Il partit donc vers le fagotier , fit le tour de sa maison , la porcherie, puis se dirigea vers le large .

C’est pas possible ! ce cochon va être emporté par le courant et sa mort est assurée !

A notre grand étonnement , le voici qu’il revient dans notre direction comme s’il avait compris que sa seule issue était l’aide des hommes.

Cette fois-ci nous ne devions pas manquer notre manoeuvre.Le cochon frôla plusieurs fois la coque du bateau, passa même sous la barque et faillit nous renverser ! Il poussait toujours ses cris de détresse ou d"appel au secours.

Avec les cordage nous tentions de l’attraper mais la chose n’était pas facile car le cochon se débattait et nous n’étions pas assez de trois pour le soulever et le maintenir hors d’eau.

Plusieurs fois , nous le relâchions dans les eaux tumultueuses dont le niveau ne faisait que progresser tandis qu’à nouveau nous entendions la sirène annoncer 10 m pour dans la nuit., côte de Lagruère.

Il fallait trouver une solution car cela faisait plus d’une heure que nous la cherchions en vain et nos bras commençaient à perdre force.La fatigue et le froid glacial nous affaiblissaient.

L’animal était toujours vivant , plus bleu que bleu ! bleu de peur sans doute.

Enfin , j’eus une idée qui m’apparut naturelle puisque nous avions tout tenté, c’est d’attraper la bouée de sauvetage .

Quand le cochon qui n’en finissait pas de faire le tour du bateau passa près de moi , j’essayai de lui passer la bouée autour de son cou. mais le bougre , c’est qu’il ne se laissait pas faire et il se mettait à hurler encore plus .

Enfin au cinquième essai , je parvins à la mettre autour de son cou et les copains purent alors le saisir pour le hisser dans la barque.On l’attacha avec de nombreuses cordes pour qu’il ne bougea plus.
Grâce à un palan qui était là , à proximité,comme par enchantement nous arrivâmes à le hisser au deuxième étage .

Alors commencèrent les premiers soins.

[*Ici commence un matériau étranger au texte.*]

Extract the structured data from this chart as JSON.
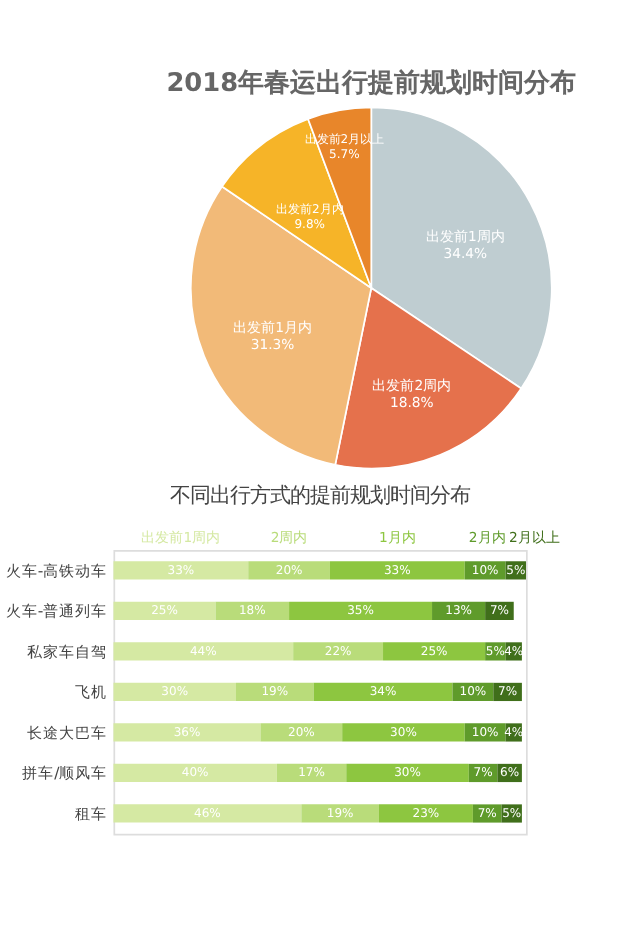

Avec de la paille sèche nous frottions de toutes nos forces le corps de ce pauvre cochon transi de froid.Peu à peu il retrouva enfin sa couleur d’origine !Il commença à taire ses cris de détresse et comme assagi par le réconfort que nous lui apportions il se tut.

De nouvelles craintes assaillirent nos esprits. Il va mourir ! dit l’un d’entre -nous. C’était ce que je pensais car en plus il se mit tout à coup à gémir . Alors en bons infirmiers que nous étions devenus en ces circonstances nous le frottions avec du foin , énergiquement .Nous le recouvrions de paille et d’une couverture épaisse trouvée pendue à la charpente.

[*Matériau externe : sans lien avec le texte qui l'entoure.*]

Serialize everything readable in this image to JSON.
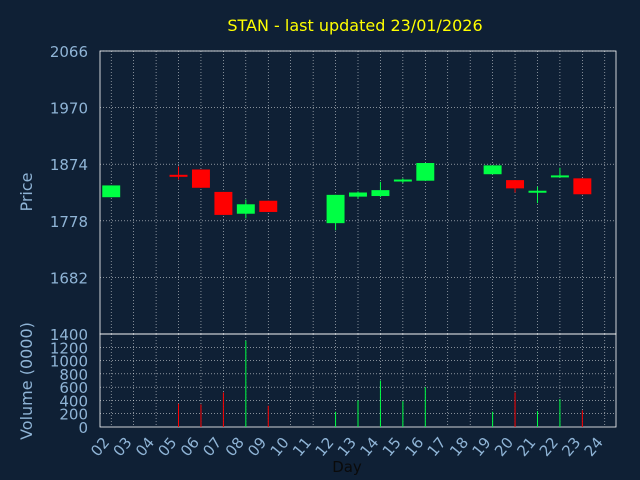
{
  "chart_data": {
    "type": "candlestick",
    "title": "STAN - last updated 23/01/2026",
    "xlabel": "Day",
    "ylabel": "Price",
    "volume_label": "Volume (0000)",
    "price_ticks": [
      "2066",
      "1970",
      "1874",
      "1778",
      "1682"
    ],
    "volume_ticks": [
      "1400",
      "1200",
      "1000",
      "800",
      "600",
      "400",
      "200",
      "0"
    ],
    "price_range": [
      1586,
      2066
    ],
    "volume_range": [
      0,
      1400
    ],
    "days": [
      "02",
      "03",
      "04",
      "05",
      "06",
      "07",
      "08",
      "09",
      "10",
      "11",
      "12",
      "13",
      "14",
      "15",
      "16",
      "17",
      "18",
      "19",
      "20",
      "21",
      "22",
      "23",
      "24"
    ],
    "candles": [
      {
        "day": "02",
        "open": 1818,
        "close": 1838,
        "high": 1838,
        "low": 1818,
        "volume": 0
      },
      {
        "day": "05",
        "open": 1856,
        "close": 1853,
        "high": 1870,
        "low": 1848,
        "volume": 350
      },
      {
        "day": "06",
        "open": 1865,
        "close": 1834,
        "high": 1865,
        "low": 1834,
        "volume": 340
      },
      {
        "day": "07",
        "open": 1827,
        "close": 1788,
        "high": 1827,
        "low": 1788,
        "volume": 520
      },
      {
        "day": "08",
        "open": 1790,
        "close": 1806,
        "high": 1814,
        "low": 1782,
        "volume": 1300
      },
      {
        "day": "09",
        "open": 1812,
        "close": 1793,
        "high": 1812,
        "low": 1793,
        "volume": 320
      },
      {
        "day": "12",
        "open": 1774,
        "close": 1822,
        "high": 1822,
        "low": 1762,
        "volume": 230
      },
      {
        "day": "13",
        "open": 1819,
        "close": 1826,
        "high": 1828,
        "low": 1816,
        "volume": 400
      },
      {
        "day": "14",
        "open": 1820,
        "close": 1830,
        "high": 1844,
        "low": 1818,
        "volume": 700
      },
      {
        "day": "15",
        "open": 1846,
        "close": 1848,
        "high": 1850,
        "low": 1842,
        "volume": 390
      },
      {
        "day": "16",
        "open": 1846,
        "close": 1876,
        "high": 1876,
        "low": 1846,
        "volume": 600
      },
      {
        "day": "19",
        "open": 1857,
        "close": 1872,
        "high": 1872,
        "low": 1857,
        "volume": 230
      },
      {
        "day": "20",
        "open": 1847,
        "close": 1833,
        "high": 1847,
        "low": 1826,
        "volume": 520
      },
      {
        "day": "21",
        "open": 1826,
        "close": 1829,
        "high": 1836,
        "low": 1808,
        "volume": 240
      },
      {
        "day": "22",
        "open": 1852,
        "close": 1855,
        "high": 1868,
        "low": 1852,
        "volume": 420
      },
      {
        "day": "23",
        "open": 1850,
        "close": 1823,
        "high": 1850,
        "low": 1823,
        "volume": 250
      }
    ],
    "colors": {
      "up": "#00ff44",
      "down": "#ff0000",
      "title": "#ffff00",
      "axis_text": "#8fb4d6",
      "grid": "#ffffff",
      "background": "#0f2035"
    },
    "grid": true
  }
}
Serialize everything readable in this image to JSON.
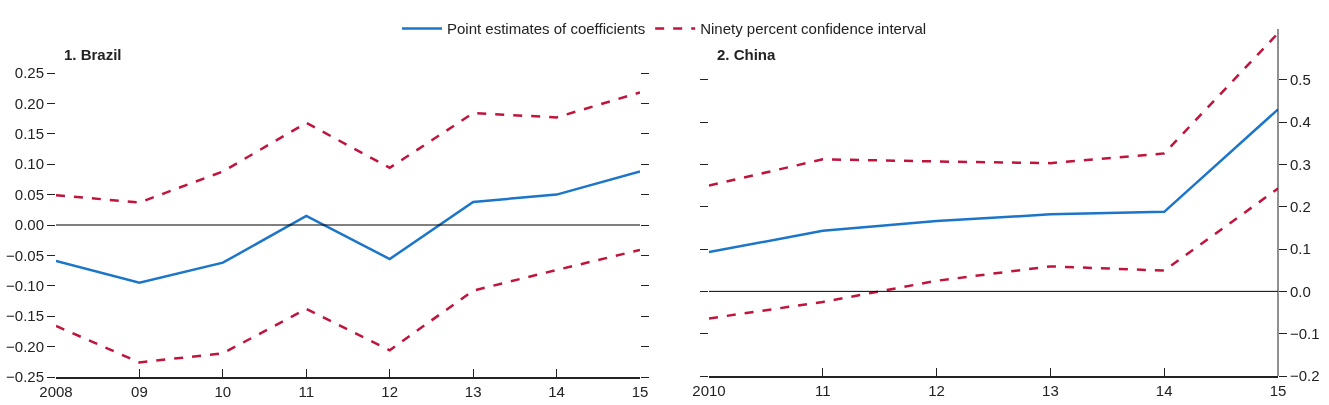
{
  "chart_data": [
    {
      "type": "line",
      "title": "1. Brazil",
      "x": [
        2008,
        2009,
        2010,
        2011,
        2012,
        2013,
        2014,
        2015
      ],
      "series": [
        {
          "name": "Point estimates of coefficients",
          "color": "#1b75c9",
          "line_style": "solid",
          "values": [
            -0.059,
            -0.095,
            -0.062,
            0.015,
            -0.056,
            0.038,
            0.05,
            0.088
          ]
        },
        {
          "name": "Ninety percent confidence interval",
          "color": "#c0143c",
          "line_style": "dashed",
          "values": [
            0.049,
            0.037,
            0.088,
            0.168,
            0.094,
            0.184,
            0.177,
            0.218
          ]
        },
        {
          "color": "#c0143c",
          "line_style": "dashed",
          "values": [
            -0.166,
            -0.226,
            -0.211,
            -0.138,
            -0.206,
            -0.108,
            -0.074,
            -0.041
          ]
        }
      ],
      "xlim": [
        2008,
        2015
      ],
      "xticks": [
        2008,
        {
          "value": 2009,
          "label": "09"
        },
        {
          "value": 2010,
          "label": "10"
        },
        {
          "value": 2011,
          "label": "11"
        },
        {
          "value": 2012,
          "label": "12"
        },
        {
          "value": 2013,
          "label": "13"
        },
        {
          "value": 2014,
          "label": "14"
        },
        {
          "value": 2015,
          "label": "15"
        }
      ],
      "ylim": [
        -0.25,
        0.25
      ],
      "yticks": [
        {
          "value": -0.25,
          "label": "−0.25"
        },
        {
          "value": -0.2,
          "label": "−0.20"
        },
        {
          "value": -0.15,
          "label": "−0.15"
        },
        {
          "value": -0.1,
          "label": "−0.10"
        },
        {
          "value": -0.05,
          "label": "−0.05"
        },
        {
          "value": 0,
          "label": "0.00"
        },
        {
          "value": 0.05,
          "label": "0.05"
        },
        {
          "value": 0.1,
          "label": "0.10"
        },
        {
          "value": 0.15,
          "label": "0.15"
        },
        {
          "value": 0.2,
          "label": "0.20"
        },
        {
          "value": 0.25,
          "label": "0.25"
        }
      ],
      "ref_lines": [
        {
          "axis": "y",
          "value": 0,
          "color": "#000000"
        }
      ],
      "grid": false,
      "legend": "top",
      "marker": "none"
    },
    {
      "type": "line",
      "title": "2. China",
      "x": [
        2010,
        2011,
        2012,
        2013,
        2014,
        2015
      ],
      "series": [
        {
          "color": "#1b75c9",
          "line_style": "solid",
          "values": [
            0.093,
            0.143,
            0.166,
            0.182,
            0.188,
            0.43
          ]
        },
        {
          "color": "#c0143c",
          "line_style": "dashed",
          "values": [
            0.25,
            0.312,
            0.307,
            0.303,
            0.326,
            0.61
          ]
        },
        {
          "color": "#c0143c",
          "line_style": "dashed",
          "values": [
            -0.064,
            -0.025,
            0.025,
            0.059,
            0.049,
            0.243
          ]
        }
      ],
      "xlim": [
        2010,
        2015
      ],
      "xticks": [
        2010,
        {
          "value": 2011,
          "label": "11"
        },
        {
          "value": 2012,
          "label": "12"
        },
        {
          "value": 2013,
          "label": "13"
        },
        {
          "value": 2014,
          "label": "14"
        },
        {
          "value": 2015,
          "label": "15"
        }
      ],
      "ylim": [
        -0.2,
        0.62
      ],
      "yticks": [
        {
          "value": -0.2,
          "label": "−0.2"
        },
        {
          "value": -0.1,
          "label": "−0.1"
        },
        {
          "value": 0,
          "label": "0.0"
        },
        0.1,
        0.2,
        0.3,
        0.4,
        0.5
      ],
      "ref_lines": [
        {
          "axis": "y",
          "value": 0,
          "color": "#000000"
        }
      ],
      "grid": false,
      "legend": false,
      "marker": "none"
    }
  ]
}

Nous le regardions . Des larmes à mes yeux commençaient à perler.
Nous avons fait le nécessaire dit le capitaine ! il nous faut maintenant aller ravitailler les autres habitants et rentrer .

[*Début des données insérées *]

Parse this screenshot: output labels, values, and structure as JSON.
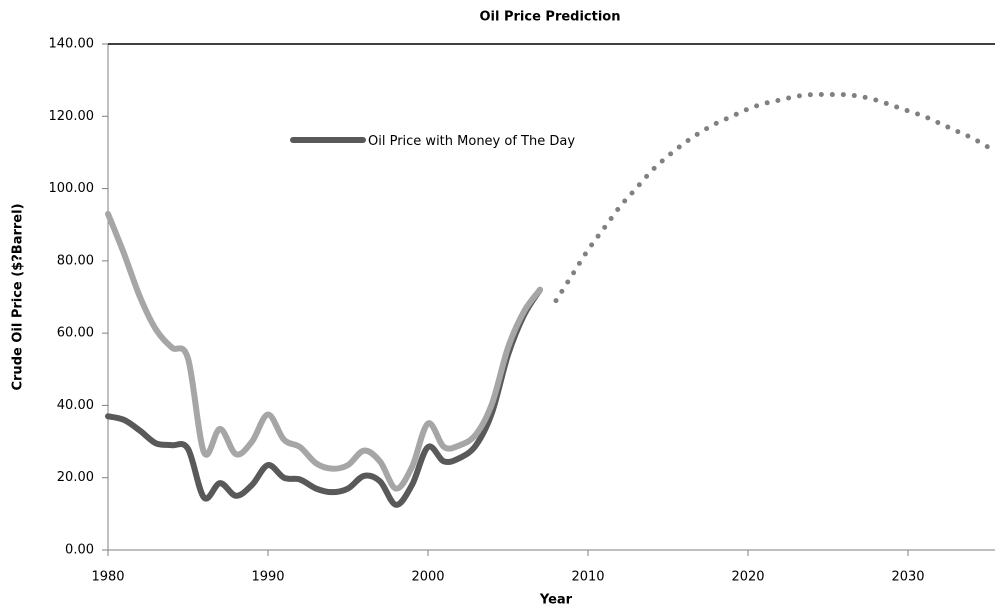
{
  "chart_data": {
    "type": "line",
    "title": "Oil Price Prediction",
    "x_label": "Year",
    "y_label": "Crude Oil Price ($?Barrel)",
    "x": [
      1980,
      1981,
      1982,
      1983,
      1984,
      1985,
      1986,
      1987,
      1988,
      1989,
      1990,
      1991,
      1992,
      1993,
      1994,
      1995,
      1996,
      1997,
      1998,
      1999,
      2000,
      2001,
      2002,
      2003,
      2004,
      2005,
      2006,
      2007,
      2008,
      2009,
      2010,
      2011,
      2012,
      2013,
      2014,
      2015,
      2016,
      2017,
      2018,
      2019,
      2020,
      2021,
      2022,
      2023,
      2024,
      2025,
      2026,
      2027,
      2028,
      2029,
      2030,
      2031,
      2032,
      2033,
      2034,
      2035
    ],
    "series": [
      {
        "name": "Oil Price with Money of The Day",
        "color": "#595959",
        "style": "solid",
        "values": [
          37,
          36,
          33,
          29.5,
          29,
          28,
          14.5,
          18.5,
          15,
          18,
          23.5,
          20,
          19.5,
          17,
          16,
          17,
          20.5,
          19,
          12.5,
          18,
          28.5,
          24.5,
          25.5,
          29,
          38,
          54,
          65,
          72,
          null,
          null,
          null,
          null,
          null,
          null,
          null,
          null,
          null,
          null,
          null,
          null,
          null,
          null,
          null,
          null,
          null,
          null,
          null,
          null,
          null,
          null,
          null,
          null,
          null,
          null,
          null,
          null
        ]
      },
      {
        "color": "#a6a6a6",
        "style": "solid",
        "values": [
          93,
          82,
          70,
          61,
          56,
          53,
          27,
          33.5,
          26.5,
          30,
          37.5,
          30.5,
          28.5,
          24,
          22.5,
          23.5,
          27.5,
          24.5,
          17,
          23,
          35,
          28.5,
          29,
          32,
          40.5,
          56,
          66,
          72,
          null,
          null,
          null,
          null,
          null,
          null,
          null,
          null,
          null,
          null,
          null,
          null,
          null,
          null,
          null,
          null,
          null,
          null,
          null,
          null,
          null,
          null,
          null,
          null,
          null,
          null,
          null,
          null
        ]
      },
      {
        "color": "#808080",
        "style": "dotted",
        "values": [
          null,
          null,
          null,
          null,
          null,
          null,
          null,
          null,
          null,
          null,
          null,
          null,
          null,
          null,
          null,
          null,
          null,
          null,
          null,
          null,
          null,
          null,
          null,
          null,
          null,
          null,
          null,
          null,
          69,
          76,
          83,
          89,
          95,
          100,
          105,
          109,
          112.5,
          115.5,
          118,
          120,
          122,
          123.5,
          124.5,
          125.5,
          126,
          126,
          126,
          125.5,
          124.5,
          123,
          121.5,
          120,
          118,
          116,
          114,
          111.5
        ]
      }
    ],
    "xlim": [
      1980,
      2035
    ],
    "xticks": [
      1980,
      1990,
      2000,
      2010,
      2020,
      2030
    ],
    "ylim": [
      0,
      140
    ],
    "yticks": [
      {
        "value": 0,
        "label": "0.00"
      },
      {
        "value": 20,
        "label": "20.00"
      },
      {
        "value": 40,
        "label": "40.00"
      },
      {
        "value": 60,
        "label": "60.00"
      },
      {
        "value": 80,
        "label": "80.00"
      },
      {
        "value": 100,
        "label": "100.00"
      },
      {
        "value": 120,
        "label": "120.00"
      },
      {
        "value": 140,
        "label": "140.00"
      }
    ]
  }
}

Au crépuscule , en effet,les obstacles pouvaient nous faire chavirer surtout que le courant se faisait plus violent à certains endroits et que le vent ne mollissait pas .

Toute la nuit je pensais à ce cochon et il me tardait de repartir le lendemain matin pour lui rendre visite.

Ce fut d’ailleurs la même équipe qui embarqua , anxieuse et soucieuse .

Les soins prodigués à l’animal avaient-ils été suffisamment efficaces pour lui éviter la mort ?

Arrivés sur les lieux , la première chose qui nous surprit ce fut le niveau de l’eau qui avait presque atteint le deuxième étage , là où était le cochon de Monsieur Antonini.

Sa fille nous avait téléphoné la veille pour nous demander de ses nouvelles car son père s’inquiétait fort de son sort.

Quand nous sommes montés à l’étage, c’est avec stupéfaction que nous vîmes notre cochon en pleine forme ! Il semblait tout simplement réclamer sa nourriture habituelle que nous nous empressions de lui donner car nous avions prévu une alimentation au cas où nous l’aurions trouvé vivant.

C’etait le cas et je ne vous cache pas que nous étions tous trois heureux et fiers d’avoir sauvé cette bête.

Cet acte de solidarité envers l’espèce animale valait bien d’être narré.